British Sky Broadcasting (BSY.L) shares climbed on Wednesday after the broadcaster reported record profits, while Britain’s FTSE 100 retreated from a one-month high ahead of key US jobs data.
BSkyB added 13.5p, or 2%, to 705p after the London-based company said revenues rose 5% to an all-time high of £5.1 billion in the nine months to the end of March, as adjusted operating profit increased 15% to £908 million.
The gains came amid strong growth in the group’s home communications products, with 702,000 net broadband, telephony and line-rental product additions, BSkyB said.
Analysts at Jefferies branded the earnings ‘a decent set of results’. They stressed that BSkyB continued to show growth in its TV subscriber base, ‘which should help alleviate some concerns that the business is ex-growth’.
Still, Richard Nunn, analyst at Charles Stanley, pointed out that the ongoing review by UK regulator OFCOM regarding into News Corp – which owns a controlling stake in the company – remained potential longer-term threat to BSkyB.
On Tuesday, a UK parliamentary committee declared Rupert Murdoch, News Corp’s owner, ‘not fit’ to lead an international media company, in a report on the group’s handling of a phone-hacking scandal at its now-defunct UK tabloid the News of the World.

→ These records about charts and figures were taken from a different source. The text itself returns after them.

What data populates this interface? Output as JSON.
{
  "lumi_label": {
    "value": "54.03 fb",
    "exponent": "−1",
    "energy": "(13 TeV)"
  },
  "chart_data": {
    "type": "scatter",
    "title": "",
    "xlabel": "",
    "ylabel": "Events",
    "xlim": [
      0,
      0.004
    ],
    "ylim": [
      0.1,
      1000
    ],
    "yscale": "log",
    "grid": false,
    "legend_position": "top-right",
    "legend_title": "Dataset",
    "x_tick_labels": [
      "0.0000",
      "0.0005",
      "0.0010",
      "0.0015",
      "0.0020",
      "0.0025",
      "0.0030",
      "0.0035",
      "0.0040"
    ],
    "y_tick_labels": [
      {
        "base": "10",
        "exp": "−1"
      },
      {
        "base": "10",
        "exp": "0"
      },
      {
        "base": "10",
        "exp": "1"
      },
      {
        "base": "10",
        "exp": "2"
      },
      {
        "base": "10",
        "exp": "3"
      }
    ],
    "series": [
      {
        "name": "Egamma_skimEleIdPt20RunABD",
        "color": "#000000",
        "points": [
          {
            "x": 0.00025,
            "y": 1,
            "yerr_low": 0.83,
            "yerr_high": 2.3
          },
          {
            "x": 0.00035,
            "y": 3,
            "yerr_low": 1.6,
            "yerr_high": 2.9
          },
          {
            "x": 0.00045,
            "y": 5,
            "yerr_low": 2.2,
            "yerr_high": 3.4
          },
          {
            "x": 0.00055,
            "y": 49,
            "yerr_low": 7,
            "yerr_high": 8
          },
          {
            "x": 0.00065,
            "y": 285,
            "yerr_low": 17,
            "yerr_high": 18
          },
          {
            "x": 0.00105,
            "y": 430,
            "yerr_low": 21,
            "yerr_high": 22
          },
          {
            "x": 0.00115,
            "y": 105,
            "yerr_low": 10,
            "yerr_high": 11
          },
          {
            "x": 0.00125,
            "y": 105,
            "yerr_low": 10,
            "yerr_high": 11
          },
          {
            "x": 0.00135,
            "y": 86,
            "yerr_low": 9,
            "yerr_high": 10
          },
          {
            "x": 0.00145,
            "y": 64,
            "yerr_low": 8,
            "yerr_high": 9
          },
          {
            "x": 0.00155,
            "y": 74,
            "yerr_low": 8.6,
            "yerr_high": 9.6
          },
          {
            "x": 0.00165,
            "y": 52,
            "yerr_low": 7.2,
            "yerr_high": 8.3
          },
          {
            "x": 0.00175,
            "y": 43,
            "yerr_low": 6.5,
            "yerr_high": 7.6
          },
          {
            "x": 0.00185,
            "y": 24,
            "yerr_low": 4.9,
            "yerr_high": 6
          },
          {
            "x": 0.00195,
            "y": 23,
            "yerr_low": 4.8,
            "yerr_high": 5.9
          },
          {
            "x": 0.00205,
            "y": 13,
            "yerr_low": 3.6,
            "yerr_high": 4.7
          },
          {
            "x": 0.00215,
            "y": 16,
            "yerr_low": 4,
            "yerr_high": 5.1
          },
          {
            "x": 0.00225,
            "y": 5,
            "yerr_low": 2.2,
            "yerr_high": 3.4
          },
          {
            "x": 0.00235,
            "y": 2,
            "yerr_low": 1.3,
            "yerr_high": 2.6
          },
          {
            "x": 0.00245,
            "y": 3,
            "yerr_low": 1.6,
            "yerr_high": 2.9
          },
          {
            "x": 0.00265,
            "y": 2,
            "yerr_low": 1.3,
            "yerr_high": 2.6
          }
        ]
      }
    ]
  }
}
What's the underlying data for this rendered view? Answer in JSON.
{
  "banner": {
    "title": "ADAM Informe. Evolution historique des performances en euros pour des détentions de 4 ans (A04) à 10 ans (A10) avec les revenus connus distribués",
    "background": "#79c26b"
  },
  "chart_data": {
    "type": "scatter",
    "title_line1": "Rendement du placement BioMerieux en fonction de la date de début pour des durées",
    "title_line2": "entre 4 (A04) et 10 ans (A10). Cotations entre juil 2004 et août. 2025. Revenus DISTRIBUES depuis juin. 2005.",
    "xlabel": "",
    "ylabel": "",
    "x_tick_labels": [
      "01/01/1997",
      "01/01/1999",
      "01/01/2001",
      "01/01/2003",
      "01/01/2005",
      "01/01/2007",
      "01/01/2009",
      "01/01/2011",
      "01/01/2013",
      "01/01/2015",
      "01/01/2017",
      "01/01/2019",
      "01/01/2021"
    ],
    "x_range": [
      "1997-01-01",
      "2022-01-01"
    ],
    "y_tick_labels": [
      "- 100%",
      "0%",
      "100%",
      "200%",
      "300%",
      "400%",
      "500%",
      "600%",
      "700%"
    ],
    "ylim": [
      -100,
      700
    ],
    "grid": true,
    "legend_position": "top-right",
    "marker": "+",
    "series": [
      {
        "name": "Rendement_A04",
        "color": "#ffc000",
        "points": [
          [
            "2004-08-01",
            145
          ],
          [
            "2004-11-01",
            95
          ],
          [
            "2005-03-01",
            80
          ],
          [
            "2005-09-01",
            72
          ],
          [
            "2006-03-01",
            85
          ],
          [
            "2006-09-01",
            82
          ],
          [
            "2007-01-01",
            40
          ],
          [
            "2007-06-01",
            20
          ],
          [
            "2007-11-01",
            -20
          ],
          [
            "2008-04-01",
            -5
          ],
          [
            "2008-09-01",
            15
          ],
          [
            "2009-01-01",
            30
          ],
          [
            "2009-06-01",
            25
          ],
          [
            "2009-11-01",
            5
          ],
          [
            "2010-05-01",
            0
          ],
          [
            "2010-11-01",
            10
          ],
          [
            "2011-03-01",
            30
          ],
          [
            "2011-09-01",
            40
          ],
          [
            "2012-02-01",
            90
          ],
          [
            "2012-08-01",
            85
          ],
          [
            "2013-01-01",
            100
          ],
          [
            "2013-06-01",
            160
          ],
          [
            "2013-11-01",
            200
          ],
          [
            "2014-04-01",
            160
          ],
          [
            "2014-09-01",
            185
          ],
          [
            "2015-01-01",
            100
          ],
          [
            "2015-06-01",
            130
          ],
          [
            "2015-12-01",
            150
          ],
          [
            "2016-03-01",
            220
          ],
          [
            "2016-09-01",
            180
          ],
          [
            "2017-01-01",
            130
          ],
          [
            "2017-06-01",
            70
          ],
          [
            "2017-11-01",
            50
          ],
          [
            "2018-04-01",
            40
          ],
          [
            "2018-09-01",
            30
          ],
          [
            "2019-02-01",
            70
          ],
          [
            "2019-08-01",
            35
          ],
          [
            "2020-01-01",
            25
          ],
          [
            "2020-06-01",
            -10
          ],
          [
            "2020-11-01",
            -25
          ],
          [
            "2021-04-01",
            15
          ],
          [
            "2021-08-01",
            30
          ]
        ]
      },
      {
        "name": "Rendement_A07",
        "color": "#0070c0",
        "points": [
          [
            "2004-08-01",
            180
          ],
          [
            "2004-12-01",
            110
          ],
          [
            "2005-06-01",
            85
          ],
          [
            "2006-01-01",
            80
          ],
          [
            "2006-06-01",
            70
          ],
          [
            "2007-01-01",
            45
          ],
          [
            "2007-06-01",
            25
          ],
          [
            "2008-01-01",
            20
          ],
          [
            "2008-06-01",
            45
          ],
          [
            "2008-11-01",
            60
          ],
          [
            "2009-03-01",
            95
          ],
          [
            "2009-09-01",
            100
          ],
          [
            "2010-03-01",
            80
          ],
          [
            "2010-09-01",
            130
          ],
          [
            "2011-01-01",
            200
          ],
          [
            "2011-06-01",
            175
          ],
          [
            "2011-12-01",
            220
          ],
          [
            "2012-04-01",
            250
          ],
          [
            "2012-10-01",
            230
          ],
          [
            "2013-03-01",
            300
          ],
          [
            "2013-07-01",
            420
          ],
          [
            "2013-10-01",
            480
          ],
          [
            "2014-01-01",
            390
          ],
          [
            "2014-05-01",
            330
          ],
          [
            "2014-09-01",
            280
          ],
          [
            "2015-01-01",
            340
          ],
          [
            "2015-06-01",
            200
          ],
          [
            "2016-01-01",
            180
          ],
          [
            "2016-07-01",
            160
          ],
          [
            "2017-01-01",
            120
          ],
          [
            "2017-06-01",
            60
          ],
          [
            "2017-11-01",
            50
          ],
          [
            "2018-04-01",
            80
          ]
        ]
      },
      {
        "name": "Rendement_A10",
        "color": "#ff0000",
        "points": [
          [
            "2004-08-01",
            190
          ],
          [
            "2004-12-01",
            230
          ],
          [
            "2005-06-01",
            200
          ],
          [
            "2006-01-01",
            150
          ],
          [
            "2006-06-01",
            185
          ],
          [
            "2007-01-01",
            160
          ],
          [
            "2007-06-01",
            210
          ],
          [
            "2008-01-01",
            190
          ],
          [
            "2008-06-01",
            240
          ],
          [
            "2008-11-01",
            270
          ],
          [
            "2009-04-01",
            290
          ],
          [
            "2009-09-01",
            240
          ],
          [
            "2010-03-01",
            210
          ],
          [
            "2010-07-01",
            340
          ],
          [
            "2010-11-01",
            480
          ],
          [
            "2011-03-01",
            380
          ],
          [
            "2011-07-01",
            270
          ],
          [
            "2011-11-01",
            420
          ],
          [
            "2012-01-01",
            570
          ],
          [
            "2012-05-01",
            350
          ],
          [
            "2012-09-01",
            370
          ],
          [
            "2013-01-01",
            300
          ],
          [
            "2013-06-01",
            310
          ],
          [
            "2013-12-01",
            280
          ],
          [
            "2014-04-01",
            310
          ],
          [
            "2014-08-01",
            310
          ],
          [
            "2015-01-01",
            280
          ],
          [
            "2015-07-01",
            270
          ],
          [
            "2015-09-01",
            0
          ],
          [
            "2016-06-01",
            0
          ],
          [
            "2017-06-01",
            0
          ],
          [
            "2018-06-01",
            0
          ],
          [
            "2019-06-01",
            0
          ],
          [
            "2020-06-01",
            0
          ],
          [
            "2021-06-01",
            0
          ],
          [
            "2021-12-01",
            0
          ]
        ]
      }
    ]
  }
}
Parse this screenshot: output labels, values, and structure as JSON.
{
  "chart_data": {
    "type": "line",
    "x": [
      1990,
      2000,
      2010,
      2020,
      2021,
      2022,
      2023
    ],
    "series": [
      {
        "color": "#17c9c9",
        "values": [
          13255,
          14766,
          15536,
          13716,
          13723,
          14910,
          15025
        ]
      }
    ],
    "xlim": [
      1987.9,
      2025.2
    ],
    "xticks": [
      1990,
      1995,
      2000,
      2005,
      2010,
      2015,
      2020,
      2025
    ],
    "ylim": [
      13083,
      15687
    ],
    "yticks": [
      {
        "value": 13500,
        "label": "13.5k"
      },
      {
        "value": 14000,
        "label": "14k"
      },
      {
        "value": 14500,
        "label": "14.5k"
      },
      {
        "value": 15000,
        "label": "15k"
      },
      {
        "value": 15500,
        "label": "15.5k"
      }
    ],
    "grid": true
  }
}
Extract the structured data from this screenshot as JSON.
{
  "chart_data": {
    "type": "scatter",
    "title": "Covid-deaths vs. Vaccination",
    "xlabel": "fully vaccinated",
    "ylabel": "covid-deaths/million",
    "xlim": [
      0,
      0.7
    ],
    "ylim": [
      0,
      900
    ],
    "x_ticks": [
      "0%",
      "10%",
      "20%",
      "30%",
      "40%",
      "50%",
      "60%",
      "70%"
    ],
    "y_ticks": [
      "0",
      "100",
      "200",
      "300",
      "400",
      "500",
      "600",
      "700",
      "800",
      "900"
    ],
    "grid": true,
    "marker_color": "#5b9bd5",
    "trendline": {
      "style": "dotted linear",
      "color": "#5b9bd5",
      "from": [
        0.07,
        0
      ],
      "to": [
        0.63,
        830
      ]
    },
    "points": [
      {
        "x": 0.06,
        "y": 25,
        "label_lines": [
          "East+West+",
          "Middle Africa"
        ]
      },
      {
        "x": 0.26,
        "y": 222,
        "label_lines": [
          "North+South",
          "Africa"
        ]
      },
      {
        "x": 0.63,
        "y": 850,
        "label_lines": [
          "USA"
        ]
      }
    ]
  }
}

Meanwhile, the UK index of blue-chip shares faded 0.15%, or nine points, to 5,804 – after hitting a one-month high of 5,820 – and the All Share index slid 0.1%, or three points, to 3,018. See the FTSE’s performance and the index’s top winners and losers.
The losses came as investors awaited data on the US private sector jobs market from payroll processing firm ADP later in the day, for confirmation that the US recovery is still on track. The report, which economists surveyed by Reuters expected to show 177,000 new jobs were created in April, precedes official figures on US employment, due on Friday.
Sterling weakened 0.12% versus the dollar to $1.62 ahead of the report, but added 0.38% against the euro to €1.229.
Stock indices elsewhere in Europe were mixed, as some played catch-up with strong gains in other global markets on Tuesday, when European markets were closed for the May Day bank holiday.
Germany’s DAX index improved 0.93% to 6,824, France's CAC 40 index hardened 1.24% to 3,253, and the FTSEurofirst 300 index of top European shares rose 0.47% to 1,053.
But Italy’s FTSE MIB pared early gains, and Spain’s IBEX 35 stock index lost 1.2% in the wake of weak Spanish manufacturing data and worse-than-expected Italian unemployment figures.
Next (NXT.L) topped the leader board on the FTSE 100, adding 64p to £29.60, in the wake of what Investec branded 'reassuring' first-quarter results, which met market expectations.
Financial stocks were among the biggest losers on the index, amid ongoing fears over Europe’s debt woes and after a strong performance on Tuesday. Barclays (BARC.L) slipped 6p to 221p and Lloyds (LLOY.L) gave up 0.5p to 33p.